One God and Father of Us All

08-20-2017Fr. John LettersFr. John Bonavitacola

Dear Friends,

Having grown up at the height of the Civil Rights era, I look around today and am horrified with what I see. It seems our society is regressing from Dr. King’s vision of a society where the standard of judgment is the content of one’s character to one that sees only the color of one’s skin or gender or lack thereof gender. When identity politics is pushed hard enough, the logical outcome is more identity politics. When a person or group is ascribed political power, economic empowerment, legal protection solely on the basis of their race, ethnicity or gender/transgender, then sooner or later the individuals or groups that feel disempowered or unnoticed will start to assert themselves. This leads to “us-them” mentality where one group is pitted against the other until finally, they reach extremes; the result is the putrid excrement that descended on Charlottesville, Virginia.

The State of the Union today is divisive, crisp, and hardened in its divisions. So we hear things such as: if you don't support the Affordable Care Act, then you want people to die. If you voted for Trump, you are a racist. If you hold to the definition of marriage as between one man and one woman, you are homophobic. If you think Islam has something to do with terrorism, you are an Islamophobe. If you support a rational, humane immigration system, you are xenophobic. And on it goes. What is common to this bifurcated way of seeing things is that it is only “either/or,” and there is no room for “both/and” ways of thinking or talking. The end result is a stalemate, and only the will to power will prevail. The squeaky wheel gets the oil.

What Dr. Martin Luther King, Jr. offered was a vision of a just society based on the Judeo-Christian ethic of the sanctity of all human life. He understood and articulated better than most anyone the dangers of the “either/or” ways of seeing the world. Rather than pointing blame on individuals or even groups, Dr. King sought to change human hearts and to use the principles of non-violence to reveal the moral bankruptcy of a system where identity politics cause oppression, division, and injustice. Dr. King didn't run around labeling everyone as one kind of “phobe” or the other; rather he appealed to our consciences and revealed the ugliness of the sin of racism.

In 1979, the U.S. Bishops wrote in their pastoral letter “Brothers and Sisters to Us”: “Racism is a sin: a sin that divides the human family, blots out the image of God among specific members of that family, and violates the fundamental human dignity of those called to be children of the same Father. Racism is the sin that says some human beings are inherently superior and others essentially inferior because of races. It is the sin that makes racial characteristics the determining factor for the exercise of human rights. It mocks the words of Jesus: " Treat others the way you would have them treat you." (4) Indeed, racism is more than a disregard for the words of Jesus; it is a denial of the truth of the dignity of each human being revealed by the mystery of the Incarnation. In order to find the strength to overcome the evil of racism, we must look to Christ. In Christ Jesus "there does not exist among you Jew or Greek, slave or freedom, male or female. All are one in Christ Jesus." (5) As Pope John Paul II has said so clearly, "Our spirit is set in one direction, the only direction for our intellect, will and heart is -- toward Christ our Redeemer, toward Christ the Redeemer of [humanity.]" (6) It is in Christ, then, that the Church finds the central cause for its commitment to justice, and to the struggle for the human rights and dignity of all persons.”

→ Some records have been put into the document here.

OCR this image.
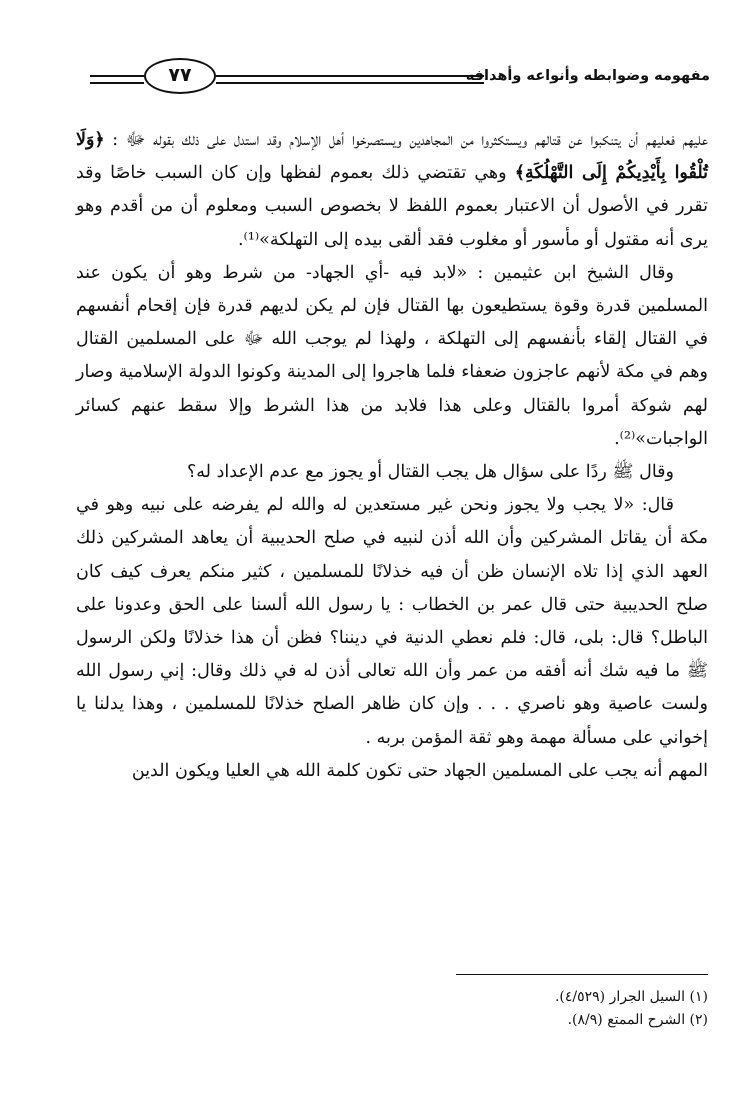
مفهومه وضوابطه وأنواعه وأهدافه
٧٧

عليهم فعليهم أن يتنكبوا عن قتالهم ويستكثروا من المجاهدين ويستصرخوا أهل الإسلام وقد استدل على ذلك بقوله ﷻ : ﴿وَلَا تُلْقُوا بِأَيْدِيكُمْ إِلَى التَّهْلُكَةِ﴾ وهي تقتضي ذلك بعموم لفظها وإن كان السبب خاصًا وقد تقرر في الأصول أن الاعتبار بعموم اللفظ لا بخصوص السبب ومعلوم أن من أقدم وهو يرى أنه مقتول أو مأسور أو مغلوب فقد ألقى بيده إلى التهلكة»⁽¹⁾.

وقال الشيخ ابن عثيمين : «لابد فيه -أي الجهاد- من شرط وهو أن يكون عند المسلمين قدرة وقوة يستطيعون بها القتال فإن لم يكن لديهم قدرة فإن إقحام أنفسهم في القتال إلقاء بأنفسهم إلى التهلكة ، ولهذا لم يوجب الله ﷻ على المسلمين القتال وهم في مكة لأنهم عاجزون ضعفاء فلما هاجروا إلى المدينة وكونوا الدولة الإسلامية وصار لهم شوكة أمروا بالقتال وعلى هذا فلابد من هذا الشرط وإلا سقط عنهم كسائر الواجبات»⁽²⁾.

وقال ﷺ ردًا على سؤال هل يجب القتال أو يجوز مع عدم الإعداد له؟

قال: «لا يجب ولا يجوز ونحن غير مستعدين له والله لم يفرضه على نبيه وهو في مكة أن يقاتل المشركين وأن الله أذن لنبيه في صلح الحديبية أن يعاهد المشركين ذلك العهد الذي إذا تلاه الإنسان ظن أن فيه خذلانًا للمسلمين ، كثير منكم يعرف كيف كان صلح الحديبية حتى قال عمر بن الخطاب : يا رسول الله ألسنا على الحق وعدونا على الباطل؟ قال: بلى، قال: فلم نعطي الدنية في ديننا؟ فظن أن هذا خذلانًا ولكن الرسول ﷺ ما فيه شك أنه أفقه من عمر وأن الله تعالى أذن له في ذلك وقال: إني رسول الله ولست عاصية وهو ناصري . . . وإن كان ظاهر الصلح خذلانًا للمسلمين ، وهذا يدلنا يا إخواني على مسألة مهمة وهو ثقة المؤمن بربه .

المهم أنه يجب على المسلمين الجهاد حتى تكون كلمة الله هي العليا ويكون الدين

(١) السيل الجرار (٤/٥٢٩).
(٢) الشرح الممتع (٨/٩).
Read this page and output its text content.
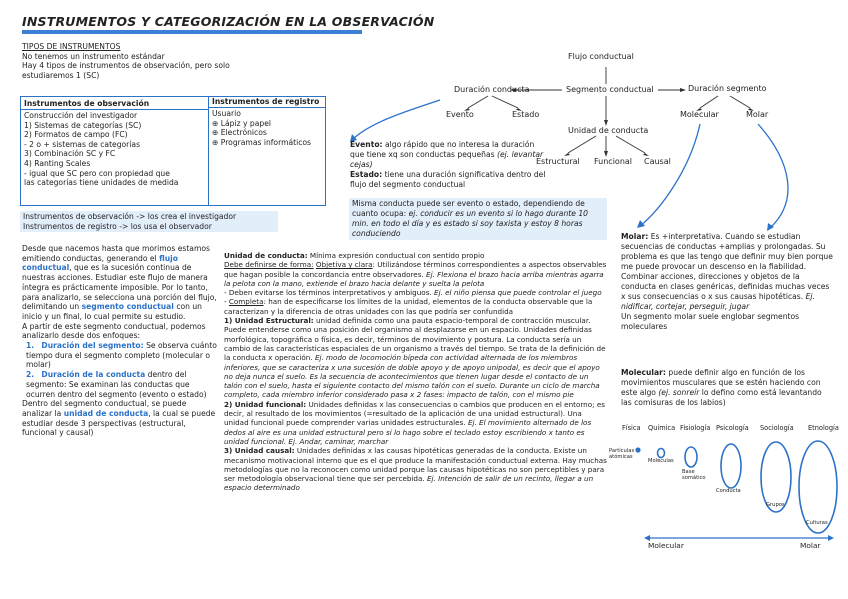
INSTRUMENTOS Y CATEGORIZACIÓN EN LA OBSERVACIÓN
TIPOS DE INSTRUMENTOS
No tenemos un instrumento estándar
Hay 4 tipos de instrumentos de observación, pero solo
estudiaremos 1 (SC)
Instrumentos de observación	Instrumentos de registro
Construcción del investigador
1) Sistemas de categorías (SC)
2) Formatos de campo (FC)
- 2 o + sistemas de categorías
3) Combinación SC y FC
4) Ranting Scales
- igual que SC pero con propiedad que
las categorías tiene unidades de medida
Usuario
⊕ Lápiz y papel
⊕ Electrónicos
⊕ Programas informáticos
Instrumentos de observación -> los crea el investigador
Instrumentos de registro -> los usa el observador
Desde que nacemos hasta que morimos estamos emitiendo conductas, generando el flujo conductual, que es la sucesión continua de nuestras acciones. Estudiar este flujo de manera íntegra es prácticamente imposible. Por lo tanto, para analizarlo, se selecciona una porción del flujo, delimitando un segmento conductual con un inicio y un final, lo cual permite su estudio.
A partir de este segmento conductual, podemos analizarlo desde dos enfoques:
1. Duración del segmento: Se observa cuánto tiempo dura el segmento completo (molecular o molar)
2. Duración de la conducta dentro del segmento: Se examinan las conductas que ocurren dentro del segmento (evento o estado)
Dentro del segmento conductual, se puede analizar la unidad de conducta, la cual se puede estudiar desde 3 perspectivas (estructural, funcional y causal)
Flujo conductual
Segmento conductual
Duración conducta
Evento	Estado
Duración segmento
Molecular	Molar
Unidad de conducta
Estructural Funcional Causal
Evento: algo rápido que no interesa la duración que tiene xq son conductas pequeñas (ej. levantar cejas)
Estado: tiene una duración significativa dentro del flujo del segmento conductual
Misma conducta puede ser evento o estado, dependiendo de cuanto ocupa: ej. conducir es un evento si lo hago durante 10 min. en todo el día y es estado si soy taxista y estoy 8 horas conduciendo
Unidad de conducta: Mínima expresión conductual con sentido propio
Debe definirse de forma: Objetiva y clara: Utilizándose términos correspondientes a aspectos observables que hagan posible la concordancia entre observadores. Ej. Flexiona el brazo hacia arriba mientras agarra la pelota con la mano, extiende el brazo hacia delante y suelta la pelota
- Deben evitarse los términos interpretativos y ambiguos. Ej. el niño piensa que puede controlar el juego
- Completa: han de especificarse los límites de la unidad, elementos de la conducta observable que la caracterizan y la diferencia de otras unidades con las que podría ser confundida
1) Unidad Estructural: unidad definida como una pauta espacio-temporal de contracción muscular. Puede entenderse como una posición del organismo al desplazarse en un espacio. Unidades definidas morfológica, topográfica o física, es decir, términos de movimiento y postura. La conducta sería un cambio de las características espaciales de un organismo a través del tiempo. Se trata de la definición de la conducta x operación. Ej. modo de locomoción bípeda con actividad alternada de los miembros inferiores, que se caracteriza x una sucesión de doble apoyo y de apoyo unipodal, es decir que el apoyo no deja nunca el suelo. Es la secuencia de acontecimientos que tienen lugar desde el contacto de un talón con el suelo, hasta el siguiente contacto del mismo talón con el suelo. Durante un ciclo de marcha completo, cada miembro inferior considerado pasa x 2 fases: impacto de talón, con el mismo pie
2) Unidad funcional: Unidades definidas x las consecuencias o cambios que producen en el entorno; es decir, al resultado de los movimientos (=resultado de la aplicación de una unidad estructural). Una unidad funcional puede comprender varias unidades estructurales. Ej. El movimiento alternado de los dedos al aire es una unidad estructural pero si lo hago sobre el teclado estoy escribiendo x tanto es unidad funcional. Ej. Andar, caminar, marchar
3) Unidad causal: Unidades definidas x las causas hipotéticas generadas de la conducta. Existe un mecanismo motivacional interno que es el que produce la manifestación conductual externa. Hay muchas metodologías que no la reconocen como unidad porque las causas hipotéticas no son perceptibles y para ser metodología observacional tiene que ser percebida. Ej. Intención de salir de un recinto, llegar a un espacio determinado
Molar: Es +interpretativa. Cuando se estudian secuencias de conductas +amplias y prolongadas. Su problema es que las tengo que definir muy bien porque me puede provocar un descenso en la fiabilidad. Combinar acciones, direcciones y objetos de la conducta en clases genéricas, definidas muchas veces x sus consecuencias o x sus causas hipotéticas. Ej. nidificar, cortejar, perseguir, jugar
Un segmento molar suele englobar segmentos moleculares
Molecular: puede definir algo en función de los movimientos musculares que se estén haciendo con este algo (ej. sonreír lo defino como está levantando las comisuras de los labios)
Física Química Fisiología Psicología Sociología Etnología
Partículas atómicas
Moléculas
Base somático
Conducta
Grupos
Culturas
Molecular	Molar
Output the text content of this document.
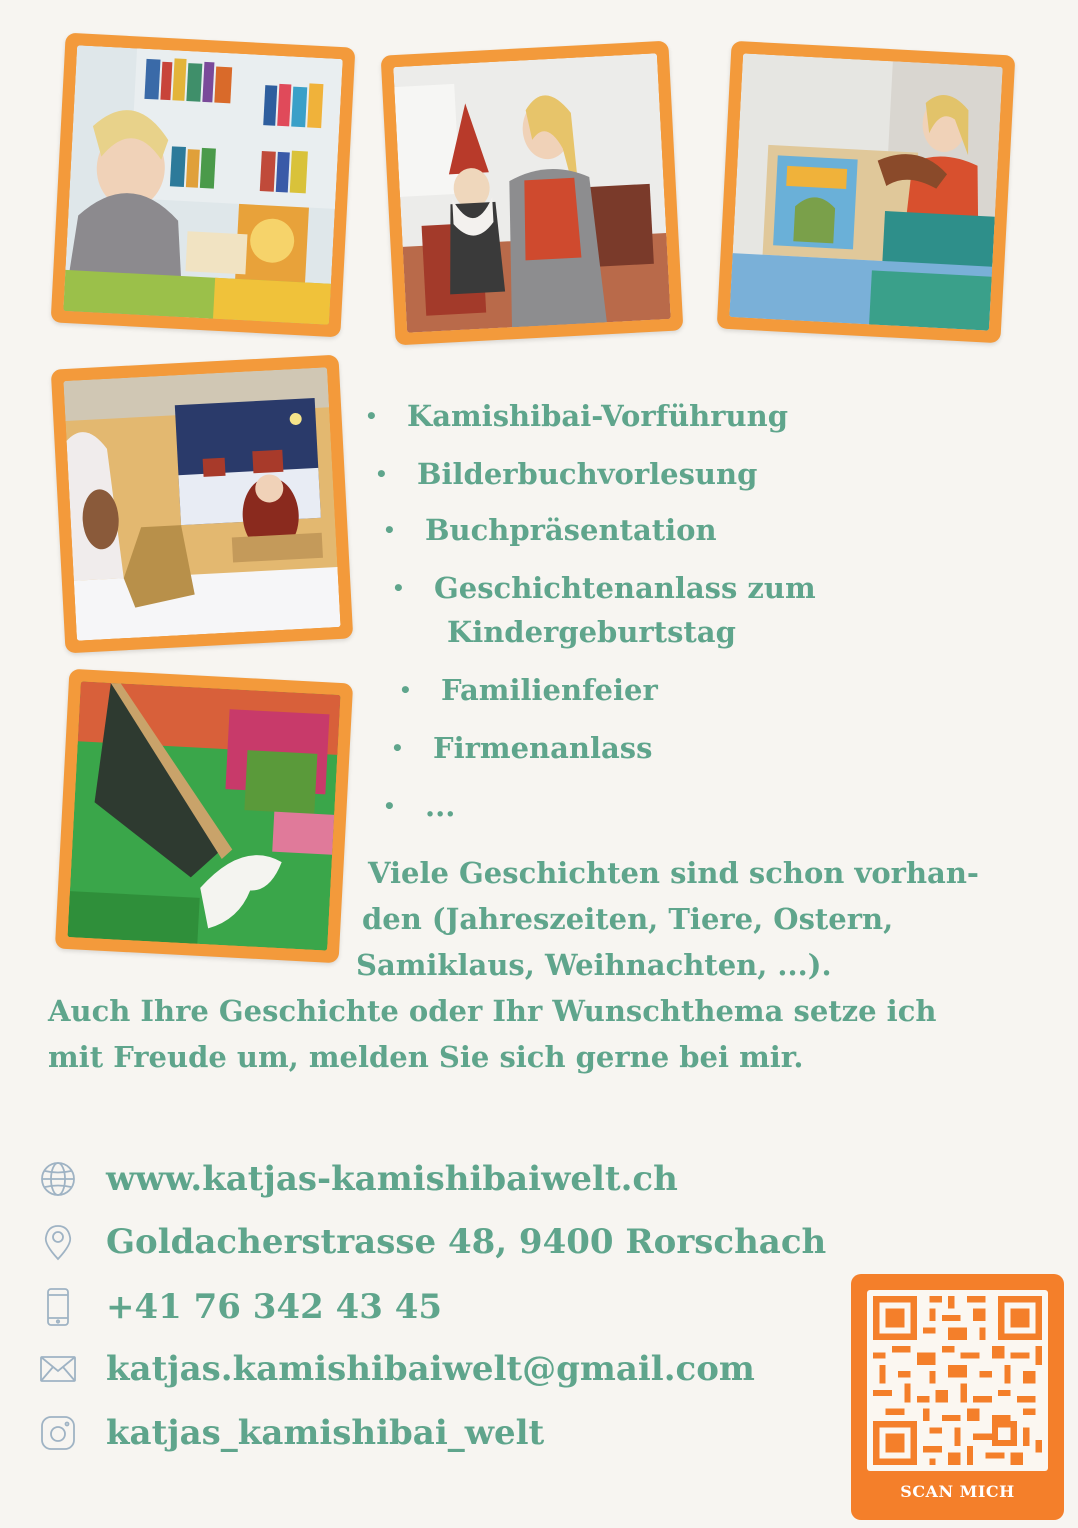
• Kamishibai-Vorführung
• Bilderbuchvorlesung
• Buchpräsentation
• Geschichtenanlass zum
Kindergeburtstag
• Familienfeier
• Firmenanlass
• ...
Viele Geschichten sind schon vorhan-
den (Jahreszeiten, Tiere, Ostern,
Samiklaus, Weihnachten, ...).
Auch Ihre Geschichte oder Ihr Wunschthema setze ich
mit Freude um, melden Sie sich gerne bei mir.
www.katjas-kamishibaiwelt.ch
Goldacherstrasse 48, 9400 Rorschach
+41 76 342 43 45
katjas.kamishibaiwelt@gmail.com
katjas_kamishibai_welt
SCAN MICH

So what we need today, to use a concept from the early 20th Century, is “moral re-armament.” We, as Christians, need to once again be the leaven in the dough, the salt of the earth, to help heal a culture that is quickly being scarred by hatred, fear, and misunderstanding. We need to re-arm ourselves and our society with the Judeo-Christian ethic that was once the foundation of our society.

“We must learn to live together as brothers or sisters or perish together as fools.” Dr. King.

Love, Fr. John B.

PS. Just in time, as usual, our Lady of Fatima calls us to step up our prayer. Join us in the 54 Day Rosary Novena beginning, Monday, August 21.